According to the story, the average planner had gross earnings of $195,394, down from over $280,000 in the 2006-2007 survey. When viewed another way, a similar pyramid exists each year in which the lowest earners have been in the industry from 0-10 years, the second highest earning group has been in the industry from 11-20 years, and highest earnings group 21-30 years. We learn even more by reading further into these statistics. Most new financial planners are not people aged 20-30. They are people aged 40-60. Rather than entering the industry out of college, financial planners often work elsewhere in the financial services industry and switch into financial advising/asset management when they learn about it through related fields. I can confirm this through my own experience working towards the Certified Financial Planner designation. I was by far the youngest guy in class. Most of these people were financially established, middle-aged men making career switches.
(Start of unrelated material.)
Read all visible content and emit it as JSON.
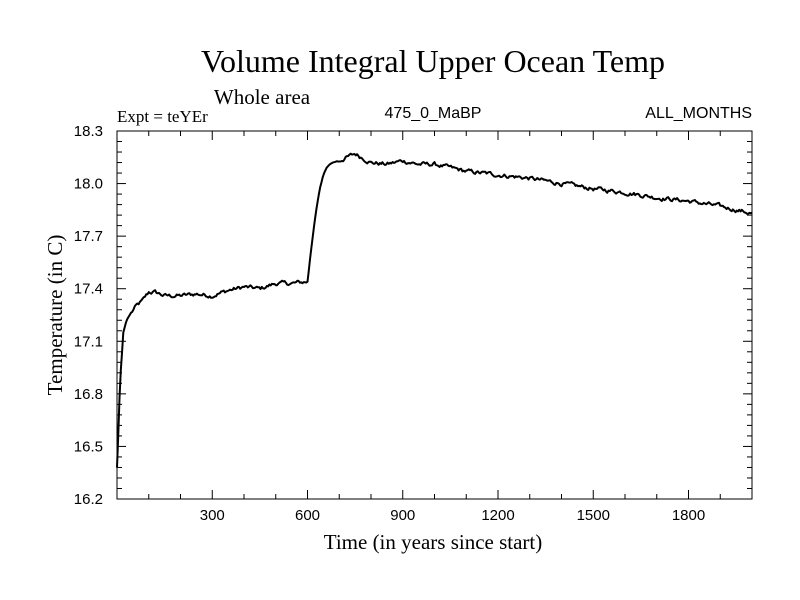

I wonder if the main growth driver in the financial planning industry is the tough economic environment which we’re currently in. Not only are people seeking financial guidance, but the constant release of new investment products forces consumers to make more and more choices which affect their future. It’s hard for me to keep up with all that is new in this industry and I make a point of doing so. The average consumer couldn’t possibly have the time to stay on top of everything. I do like to think that new advisors working towards recognized credentials such as the CFP will ultimately help consumers navigate through the financial maze which we all grapple with. And if the average salary fluctuates a little bit, well, let’s just keep our eye on the ball.